My earlier solution is marginally easier if I start with B's passes. It then goes like this:
Let y be the amount that everybody winds up with.
B has y after his pass, so he must have (3/2)y immediately before his pass. He passes y/2 to C.
We can solve for c (C's initial qty) in terms of y.
(c + y/2)*3/4 = y
so c = (4/3)y - y/2 = (5/6)y
c passes y/3 to D.
d = (5/4)y - y/3 = (11/12)y
d passes y/4 to E
e = (6/5)y - y/4 = (19/20)y
e passes y/5 to A.
So A, if a initially starts with qty a, he winds up with a/2 + y/5, which equals y.

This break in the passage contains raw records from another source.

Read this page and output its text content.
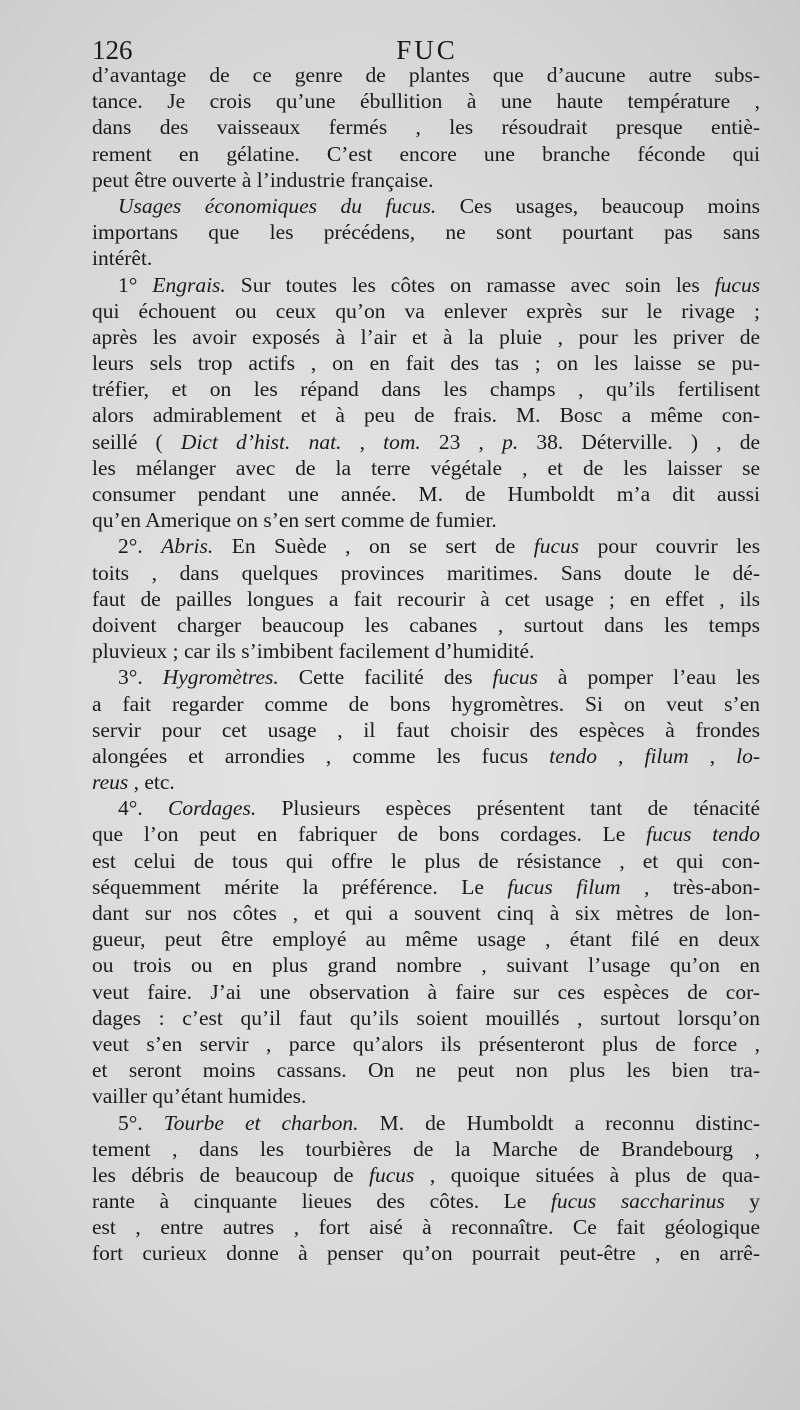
126	FUC
d’avantage de ce genre de plantes que d’aucune autre subs-
tance. Je crois qu’une ébullition à une haute température ,
dans des vaisseaux fermés , les résoudrait presque entiè-
rement en gélatine. C’est encore une branche féconde qui
peut être ouverte à l’industrie française.
Usages économiques du fucus. Ces usages, beaucoup moins
importans que les précédens, ne sont pourtant pas sans
intérêt.
1° Engrais. Sur toutes les côtes on ramasse avec soin les fucus
qui échouent ou ceux qu’on va enlever exprès sur le rivage ;
après les avoir exposés à l’air et à la pluie , pour les priver de
leurs sels trop actifs , on en fait des tas ; on les laisse se pu-
tréfier, et on les répand dans les champs , qu’ils fertilisent
alors admirablement et à peu de frais. M. Bosc a même con-
seillé ( Dict d’hist. nat. , tom. 23 , p. 38. Déterville. ) , de
les mélanger avec de la terre végétale , et de les laisser se
consumer pendant une année. M. de Humboldt m’a dit aussi
qu’en Amerique on s’en sert comme de fumier.
2°. Abris. En Suède , on se sert de fucus pour couvrir les
toits , dans quelques provinces maritimes. Sans doute le dé-
faut de pailles longues a fait recourir à cet usage ; en effet , ils
doivent charger beaucoup les cabanes , surtout dans les temps
pluvieux ; car ils s’imbibent facilement d’humidité.
3°. Hygromètres. Cette facilité des fucus à pomper l’eau les
a fait regarder comme de bons hygromètres. Si on veut s’en
servir pour cet usage , il faut choisir des espèces à frondes
alongées et arrondies , comme les fucus tendo , filum , lo-
reus , etc.
4°. Cordages. Plusieurs espèces présentent tant de ténacité
que l’on peut en fabriquer de bons cordages. Le fucus tendo
est celui de tous qui offre le plus de résistance , et qui con-
séquemment mérite la préférence. Le fucus filum , très-abon-
dant sur nos côtes , et qui a souvent cinq à six mètres de lon-
gueur, peut être employé au même usage , étant filé en deux
ou trois ou en plus grand nombre , suivant l’usage qu’on en
veut faire. J’ai une observation à faire sur ces espèces de cor-
dages : c’est qu’il faut qu’ils soient mouillés , surtout lorsqu’on
veut s’en servir , parce qu’alors ils présenteront plus de force ,
et seront moins cassans. On ne peut non plus les bien tra-
vailler qu’étant humides.
5°. Tourbe et charbon. M. de Humboldt a reconnu distinc-
tement , dans les tourbières de la Marche de Brandebourg ,
les débris de beaucoup de fucus , quoique situées à plus de qua-
rante à cinquante lieues des côtes. Le fucus saccharinus y
est , entre autres , fort aisé à reconnaître. Ce fait géologique
fort curieux donne à penser qu’on pourrait peut-être , en arrê-
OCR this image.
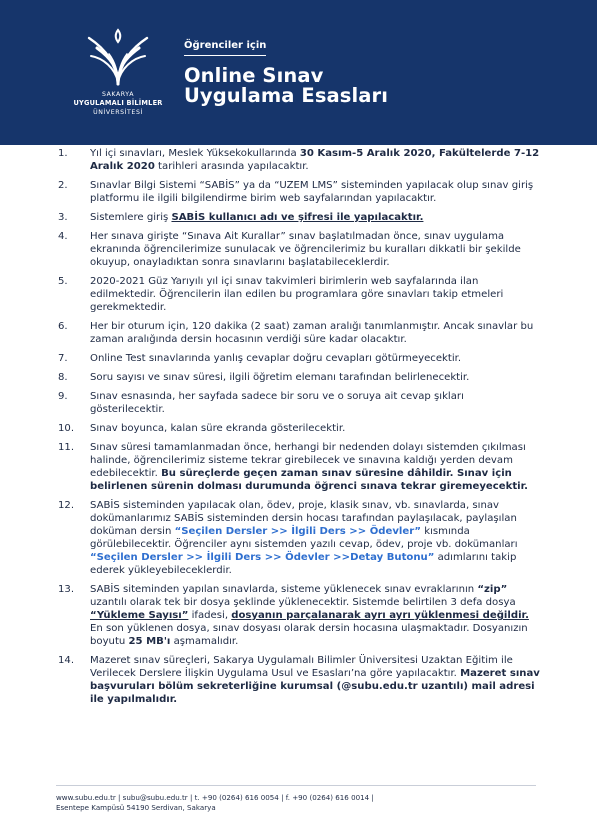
SAKARYA
UYGULAMALI BİLİMLER
ÜNİVERSİTESİ
Öğrenciler için
Online Sınav
Uygulama Esasları
1. Yıl içi sınavları, Meslek Yüksekokullarında 30 Kasım-5 Aralık 2020, Fakültelerde 7-12 Aralık 2020 tarihleri arasında yapılacaktır.
2. Sınavlar Bilgi Sistemi “SABİS” ya da “UZEM LMS” sisteminden yapılacak olup sınav giriş platformu ile ilgili bilgilendirme birim web sayfalarından yapılacaktır.
3. Sistemlere giriş SABİS kullanıcı adı ve şifresi ile yapılacaktır.
4. Her sınava girişte “Sınava Ait Kurallar” sınav başlatılmadan önce, sınav uygulama ekranında öğrencilerimize sunulacak ve öğrencilerimiz bu kuralları dikkatli bir şekilde okuyup, onayladıktan sonra sınavlarını başlatabileceklerdir.
5. 2020-2021 Güz Yarıyılı yıl içi sınav takvimleri birimlerin web sayfalarında ilan edilmektedir. Öğrencilerin ilan edilen bu programlara göre sınavları takip etmeleri gerekmektedir.
6. Her bir oturum için, 120 dakika (2 saat) zaman aralığı tanımlanmıştır. Ancak sınavlar bu zaman aralığında dersin hocasının verdiği süre kadar olacaktır.
7. Online Test sınavlarında yanlış cevaplar doğru cevapları götürmeyecektir.
8. Soru sayısı ve sınav süresi, ilgili öğretim elemanı tarafından belirlenecektir.
9. Sınav esnasında, her sayfada sadece bir soru ve o soruya ait cevap şıkları gösterilecektir.
10. Sınav boyunca, kalan süre ekranda gösterilecektir.
11. Sınav süresi tamamlanmadan önce, herhangi bir nedenden dolayı sistemden çıkılması halinde, öğrencilerimiz sisteme tekrar girebilecek ve sınavına kaldığı yerden devam edebilecektir. Bu süreçlerde geçen zaman sınav süresine dâhildir. Sınav için belirlenen sürenin dolması durumunda öğrenci sınava tekrar giremeyecektir.
12. SABİS sisteminden yapılacak olan, ödev, proje, klasik sınav, vb. sınavlarda, sınav dokümanlarımız SABİS sisteminden dersin hocası tarafından paylaşılacak, paylaşılan doküman dersin “Seçilen Dersler >> İlgili Ders >> Ödevler” kısmında görülebilecektir. Öğrenciler aynı sistemden yazılı cevap, ödev, proje vb. dokümanları “Seçilen Dersler >> İlgili Ders >> Ödevler >>Detay Butonu” adımlarını takip ederek yükleyebileceklerdir.
13. SABİS siteminden yapılan sınavlarda, sisteme yüklenecek sınav evraklarının “zip” uzantılı olarak tek bir dosya şeklinde yüklenecektir. Sistemde belirtilen 3 defa dosya “Yükleme Sayısı” ifadesi, dosyanın parçalanarak ayrı ayrı yüklenmesi değildir. En son yüklenen dosya, sınav dosyası olarak dersin hocasına ulaşmaktadır. Dosyanızın boyutu 25 MB'ı aşmamalıdır.
14. Mazeret sınav süreçleri, Sakarya Uygulamalı Bilimler Üniversitesi Uzaktan Eğitim ile Verilecek Derslere İlişkin Uygulama Usul ve Esasları’na göre yapılacaktır. Mazeret sınav başvuruları bölüm sekreterliğine kurumsal (@subu.edu.tr uzantılı) mail adresi ile yapılmalıdır.
www.subu.edu.tr | subu@subu.edu.tr | t. +90 (0264) 616 0054 | f. +90 (0264) 616 0014 |
Esentepe Kampüsü 54190 Serdivan, Sakarya
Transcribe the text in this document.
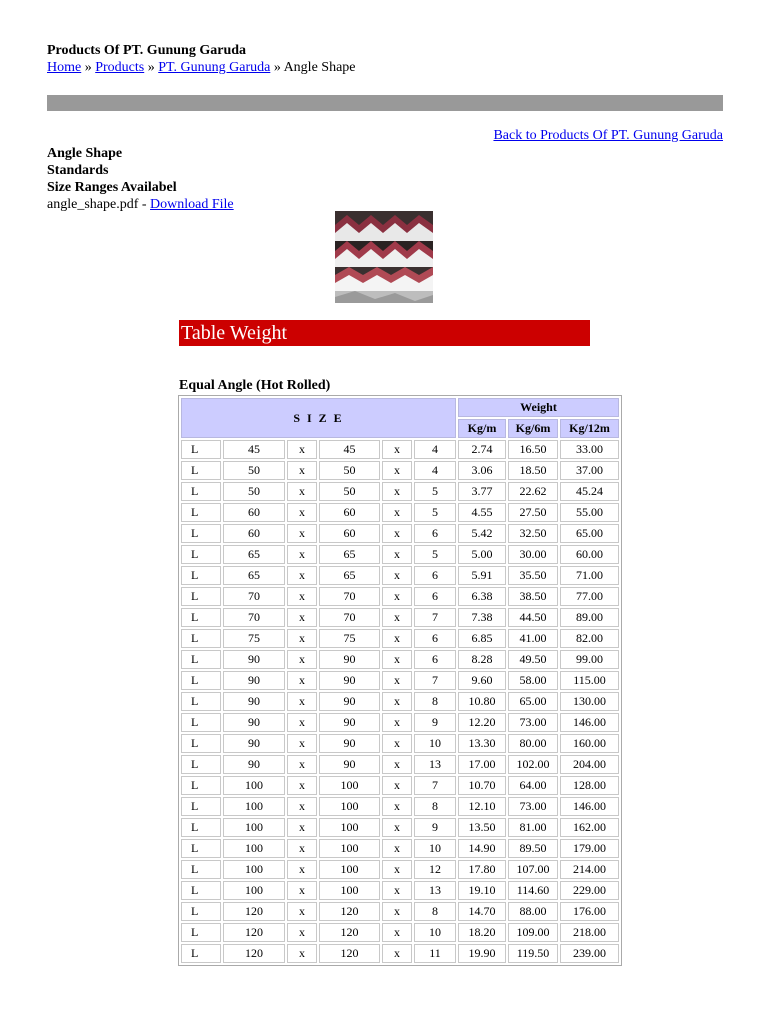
Products Of PT. Gunung Garuda
Home » Products » PT. Gunung Garuda » Angle Shape
Back to Products Of PT. Gunung Garuda
Angle Shape
Standards
Size Ranges Availabel
angle_shape.pdf - Download File
Table Weight
Equal Angle (Hot Rolled)
S I Z E						Weight		
						Kg/m	Kg/6m	Kg/12m
L	45	x	45	x	4	2.74	16.50	33.00
L	50	x	50	x	4	3.06	18.50	37.00
L	50	x	50	x	5	3.77	22.62	45.24
L	60	x	60	x	5	4.55	27.50	55.00
L	60	x	60	x	6	5.42	32.50	65.00
L	65	x	65	x	5	5.00	30.00	60.00
L	65	x	65	x	6	5.91	35.50	71.00
L	70	x	70	x	6	6.38	38.50	77.00
L	70	x	70	x	7	7.38	44.50	89.00
L	75	x	75	x	6	6.85	41.00	82.00
L	90	x	90	x	6	8.28	49.50	99.00
L	90	x	90	x	7	9.60	58.00	115.00
L	90	x	90	x	8	10.80	65.00	130.00
L	90	x	90	x	9	12.20	73.00	146.00
L	90	x	90	x	10	13.30	80.00	160.00
L	90	x	90	x	13	17.00	102.00	204.00
L	100	x	100	x	7	10.70	64.00	128.00
L	100	x	100	x	8	12.10	73.00	146.00
L	100	x	100	x	9	13.50	81.00	162.00
L	100	x	100	x	10	14.90	89.50	179.00
L	100	x	100	x	12	17.80	107.00	214.00
L	100	x	100	x	13	19.10	114.60	229.00
L	120	x	120	x	8	14.70	88.00	176.00
L	120	x	120	x	10	18.20	109.00	218.00
L	120	x	120	x	11	19.90	119.50	239.00
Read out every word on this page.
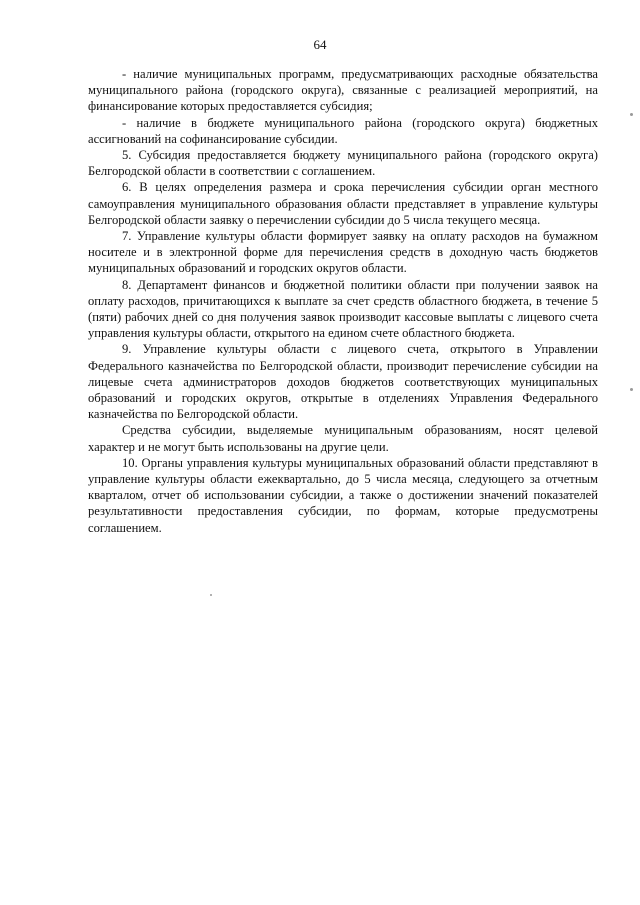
64

- наличие муниципальных программ, предусматривающих расходные обязательства муниципального района (городского округа), связанные с реализацией мероприятий, на финансирование которых предоставляется субсидия;

- наличие в бюджете муниципального района (городского округа) бюджетных ассигнований на софинансирование субсидии.

5. Субсидия предоставляется бюджету муниципального района (городского округа) Белгородской области в соответствии с соглашением.

6. В целях определения размера и срока перечисления субсидии орган местного самоуправления муниципального образования области представляет в управление культуры Белгородской области заявку о перечислении субсидии до 5 числа текущего месяца.

7. Управление культуры области формирует заявку на оплату расходов на бумажном носителе и в электронной форме для перечисления средств в доходную часть бюджетов муниципальных образований и городских округов области.

8. Департамент финансов и бюджетной политики области при получении заявок на оплату расходов, причитающихся к выплате за счет средств областного бюджета, в течение 5 (пяти) рабочих дней со дня получения заявок производит кассовые выплаты с лицевого счета управления культуры области, открытого на едином счете областного бюджета.

9. Управление культуры области с лицевого счета, открытого в Управлении Федерального казначейства по Белгородской области, производит перечисление субсидии на лицевые счета администраторов доходов бюджетов соответствующих муниципальных образований и городских округов, открытые в отделениях Управления Федерального казначейства по Белгородской области.

Средства субсидии, выделяемые муниципальным образованиям, носят целевой характер и не могут быть использованы на другие цели.

10. Органы управления культуры муниципальных образований области представляют в управление культуры области ежеквартально, до 5 числа месяца, следующего за отчетным кварталом, отчет об использовании субсидии, а также о достижении значений показателей результативности предоставления субсидии, по формам, которые предусмотрены соглашением.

therefore, a = (8/5)y, and A passes (4/5)y to B.
B winds up with
(b+(4/5)y)*2/3 = y
b = (3/2)y - (4/5)y = (7/10)y
y therefore is divisible by 6,12,20,5 and 10, whose LCM is 60.
so the minimum possible y is 60.
A starts with 96, passes 48, and ultimately receives 12, ending with 60.
B starts with 42, receives 48, passes 30, ending with 60.
C starts with 50, receives 30, passes 20, ending with 60.
D starts with 55, receives 20, passes 15, ending with 60.
E starts with 57, receives 15, passes 12, ending with 60.